Swaim’s legal reasoning isn’t really at play in those discussions, but its consequences are.
When the high-water line shifts over time, its status as public or private can be adjusted, to account for changes. If the water line shifts due to a one-time shock, the change is considered an “avulsion” event and the high-water line remains fixed to maintain stability in terms of property rights, explained George S. Reynolds, a Florida lawyer with experience in riparian cases. The “avulsive” change can either be induced artificially or via a natural event such as a hurricane. (If private land suddenly gets filled with water during a storm because a seawall broke, say, neighboring homeowners can’t suddenly start kayaking through their neighbor’s yard.)
Climate change falls somewhat in between. “There’s no ruling out there whether climate change is an avulsive event,” said Reynolds. “From 2010 to 2023, the water line changed. It’s perceptible, but day to day it’s imperceptible.”
The Swaim cases are reverberating through various government corridors, partially because they are hard to ignore. Swaim has filed more than 50 lawsuits in Broward and Palm Beach counties in a little over a decade, highlighting procedural gaps in the way coastal property rights and title are assessed. “You’re asking the court to determine if [a lot] was submerged in the 1840s and if there was an avulsion event,” Reynolds said of Swaim’s various lawsuits. “These courts are making decisions that could set a precedent that have ramifications for many other owners.”

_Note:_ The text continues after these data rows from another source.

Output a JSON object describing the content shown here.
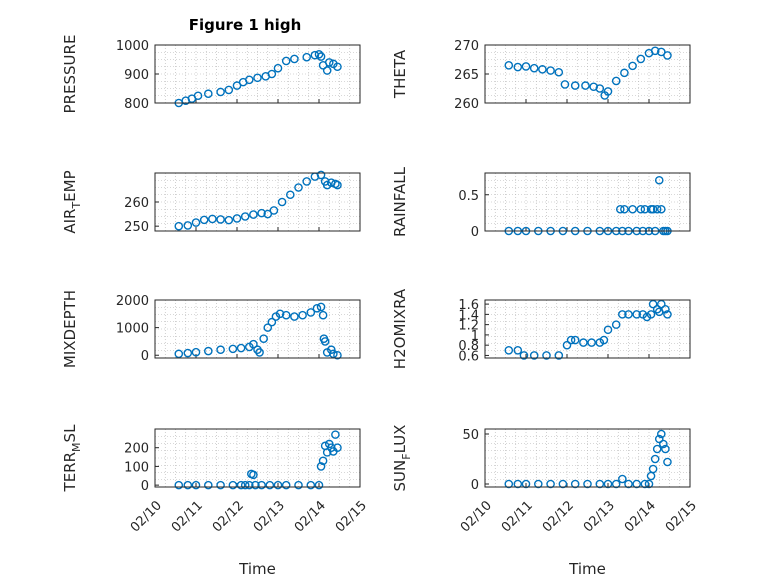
{
  "figure": {
    "title": "Figure 1 high",
    "xlabel": "Time"
  },
  "colors": {
    "marker": "#0072BD",
    "axis": "#262626",
    "grid": "#b0b0b0"
  },
  "x_ticks": [
    "02/10",
    "02/11",
    "02/12",
    "02/13",
    "02/14",
    "02/15"
  ],
  "chart_data": [
    {
      "type": "scatter",
      "ylabel": "PRESSURE",
      "ylabel_sub": "",
      "ylabel_tail": "",
      "xlim": [
        10.0,
        15.0
      ],
      "ylim": [
        800,
        1000
      ],
      "y_ticks": [
        800,
        900,
        1000
      ],
      "x": [
        10.58,
        10.75,
        10.9,
        11.05,
        11.3,
        11.6,
        11.8,
        12.0,
        12.15,
        12.3,
        12.5,
        12.7,
        12.85,
        13.0,
        13.2,
        13.4,
        13.7,
        13.9,
        14.0,
        14.05,
        14.1,
        14.2,
        14.25,
        14.35,
        14.45
      ],
      "y": [
        800,
        808,
        815,
        825,
        832,
        838,
        845,
        860,
        872,
        880,
        887,
        892,
        900,
        920,
        945,
        952,
        958,
        965,
        968,
        960,
        930,
        912,
        940,
        935,
        925
      ]
    },
    {
      "type": "scatter",
      "ylabel": "THETA",
      "ylabel_sub": "",
      "ylabel_tail": "",
      "xlim": [
        10.0,
        15.0
      ],
      "ylim": [
        260,
        270
      ],
      "y_ticks": [
        260,
        265,
        270
      ],
      "x": [
        10.58,
        10.8,
        11.0,
        11.2,
        11.4,
        11.6,
        11.8,
        11.95,
        12.2,
        12.45,
        12.65,
        12.8,
        12.92,
        13.0,
        13.2,
        13.4,
        13.6,
        13.8,
        14.0,
        14.15,
        14.3,
        14.45
      ],
      "y": [
        266.5,
        266.2,
        266.3,
        266.0,
        265.8,
        265.6,
        265.3,
        263.2,
        263.0,
        263.0,
        262.8,
        262.5,
        261.3,
        262.0,
        263.8,
        265.2,
        266.4,
        267.6,
        268.6,
        269.0,
        268.8,
        268.2
      ]
    },
    {
      "type": "scatter",
      "ylabel": "AIR",
      "ylabel_sub": "T",
      "ylabel_tail": "EMP",
      "xlim": [
        10.0,
        15.0
      ],
      "ylim": [
        248,
        272
      ],
      "y_ticks": [
        250,
        260
      ],
      "x": [
        10.58,
        10.8,
        11.0,
        11.2,
        11.4,
        11.6,
        11.8,
        12.0,
        12.2,
        12.4,
        12.6,
        12.75,
        12.9,
        13.1,
        13.3,
        13.5,
        13.7,
        13.9,
        14.05,
        14.15,
        14.2,
        14.3,
        14.4,
        14.45
      ],
      "y": [
        250,
        250.3,
        251.5,
        252.6,
        253.0,
        252.8,
        252.5,
        253.2,
        254.0,
        254.8,
        255.4,
        255.0,
        256.5,
        260.0,
        263.0,
        266.0,
        268.5,
        270.5,
        271.2,
        268.5,
        267.0,
        268.0,
        267.5,
        267.0
      ]
    },
    {
      "type": "scatter",
      "ylabel": "RAINFALL",
      "ylabel_sub": "",
      "ylabel_tail": "",
      "xlim": [
        10.0,
        15.0
      ],
      "ylim": [
        0,
        0.8
      ],
      "y_ticks": [
        0,
        0.5
      ],
      "x": [
        10.58,
        10.8,
        11.0,
        11.3,
        11.6,
        11.9,
        12.2,
        12.5,
        12.8,
        13.0,
        13.2,
        13.3,
        13.35,
        13.4,
        13.5,
        13.6,
        13.7,
        13.8,
        13.85,
        13.9,
        14.0,
        14.05,
        14.1,
        14.15,
        14.2,
        14.25,
        14.3,
        14.35,
        14.4,
        14.45
      ],
      "y": [
        0,
        0,
        0,
        0,
        0,
        0,
        0,
        0,
        0,
        0,
        0,
        0.3,
        0,
        0.3,
        0,
        0.3,
        0,
        0.3,
        0,
        0.3,
        0,
        0.3,
        0.3,
        0,
        0.3,
        0.7,
        0.3,
        0,
        0,
        0
      ]
    },
    {
      "type": "scatter",
      "ylabel": "MIXDEPTH",
      "ylabel_sub": "",
      "ylabel_tail": "",
      "xlim": [
        10.0,
        15.0
      ],
      "ylim": [
        -100,
        2000
      ],
      "y_ticks": [
        0,
        1000,
        2000
      ],
      "x": [
        10.58,
        10.8,
        11.0,
        11.3,
        11.6,
        11.9,
        12.1,
        12.3,
        12.4,
        12.5,
        12.55,
        12.65,
        12.75,
        12.85,
        12.95,
        13.05,
        13.2,
        13.4,
        13.6,
        13.8,
        13.95,
        14.05,
        14.1,
        14.12,
        14.15,
        14.2,
        14.3,
        14.35,
        14.45
      ],
      "y": [
        50,
        80,
        110,
        150,
        200,
        230,
        260,
        300,
        400,
        200,
        100,
        600,
        1000,
        1200,
        1400,
        1500,
        1450,
        1400,
        1450,
        1550,
        1700,
        1750,
        1450,
        600,
        500,
        100,
        200,
        50,
        0
      ]
    },
    {
      "type": "scatter",
      "ylabel": "H2OMIXRA",
      "ylabel_sub": "",
      "ylabel_tail": "",
      "xlim": [
        10.0,
        15.0
      ],
      "ylim": [
        0.55,
        1.68
      ],
      "y_ticks": [
        0.6,
        0.8,
        1,
        1.2,
        1.4,
        1.6
      ],
      "x": [
        10.58,
        10.8,
        10.95,
        11.2,
        11.5,
        11.8,
        12.0,
        12.1,
        12.2,
        12.4,
        12.6,
        12.8,
        12.9,
        13.0,
        13.2,
        13.35,
        13.5,
        13.7,
        13.85,
        13.95,
        14.05,
        14.1,
        14.2,
        14.25,
        14.3,
        14.4,
        14.45
      ],
      "y": [
        0.7,
        0.7,
        0.6,
        0.6,
        0.6,
        0.6,
        0.8,
        0.9,
        0.9,
        0.85,
        0.85,
        0.85,
        0.9,
        1.1,
        1.2,
        1.4,
        1.4,
        1.4,
        1.4,
        1.35,
        1.4,
        1.6,
        1.5,
        1.45,
        1.6,
        1.5,
        1.4
      ]
    },
    {
      "type": "scatter",
      "ylabel": "TERR",
      "ylabel_sub": "M",
      "ylabel_tail": "SL",
      "xlim": [
        10.0,
        15.0
      ],
      "ylim": [
        -10,
        300
      ],
      "y_ticks": [
        0,
        100,
        200
      ],
      "x": [
        10.58,
        10.8,
        11.0,
        11.3,
        11.6,
        11.9,
        12.1,
        12.2,
        12.3,
        12.35,
        12.4,
        12.45,
        12.6,
        12.8,
        13.0,
        13.2,
        13.5,
        13.8,
        14.0,
        14.05,
        14.1,
        14.15,
        14.2,
        14.25,
        14.3,
        14.35,
        14.4,
        14.45
      ],
      "y": [
        0,
        0,
        0,
        0,
        0,
        0,
        0,
        0,
        0,
        60,
        55,
        0,
        0,
        0,
        0,
        0,
        0,
        0,
        0,
        100,
        130,
        210,
        175,
        220,
        200,
        180,
        270,
        200
      ]
    },
    {
      "type": "scatter",
      "ylabel": "SUN",
      "ylabel_sub": "F",
      "ylabel_tail": "LUX",
      "xlim": [
        10.0,
        15.0
      ],
      "ylim": [
        -3,
        55
      ],
      "y_ticks": [
        0,
        50
      ],
      "x": [
        10.58,
        10.8,
        11.0,
        11.3,
        11.6,
        11.9,
        12.2,
        12.5,
        12.8,
        13.0,
        13.2,
        13.35,
        13.5,
        13.7,
        13.9,
        14.0,
        14.05,
        14.1,
        14.15,
        14.2,
        14.25,
        14.3,
        14.35,
        14.4,
        14.45
      ],
      "y": [
        0,
        0,
        0,
        0,
        0,
        0,
        0,
        0,
        0,
        0,
        0,
        5,
        0,
        0,
        0,
        0,
        8,
        15,
        25,
        35,
        45,
        50,
        40,
        35,
        22
      ]
    }
  ]
}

In addition to the broader ramifications, Swaim has targeted a variety of government offices and officials in his suits, or at least required their input, putting a strain on government resources. That includes the cities of Boca Raton and Pompano Beach, county appraisers Marty Kiar and Nikolitz, the South Florida Water Management District, the State Attorney’s office, the Florida State Department of Highways, and the Florida Department of Environmental Protection, to name a few.
In response, there are ongoing attempts to address the matter through legislative or administrative means, said Reynolds, which Swaim himself has requested.
But in the meantime, Swaim appears to have free rein, as long as he’s willing to battle it out in court.
“He’s a genuine person and a land speculator; he’s not just a kook,” said Reynolds. “Property is a constitutional right and there are many properties out there that are submerged today that are not sovereign. If he can establish that he’s the lawful owner, he can demand [folks] remove improvements or pay him what he believes he’s owed.”
A lawyer involved in Swaim’s many suits was less sanguine about Swaim’s model of demanding ransom from residents who’ve spent years or decades kayaking, fishing and boating on what appears to be public water.
“This guy comes along, buys a piece of property and tries to weaponize it,” the lawyer said. “[My clients] are spending untold amounts getting their water back.”
But Swaim says he’s nonplussed by people assuming property rights don’t exist when the property is covered by water. “People get stupid when they see water,” he said.
In addition to the many parcels entangled in litigation, Swaim continues to target Intracoastal parcels with absentee owners, and sometimes gets calls from heirs or feuding family members to buy their land. He also plans to continue his campaign against fiber-optic companies that are, in his opinion, ignoring basic property laws with impunity.
“I already found them,” Swaim said. “I just don’t have the time to mess with them.”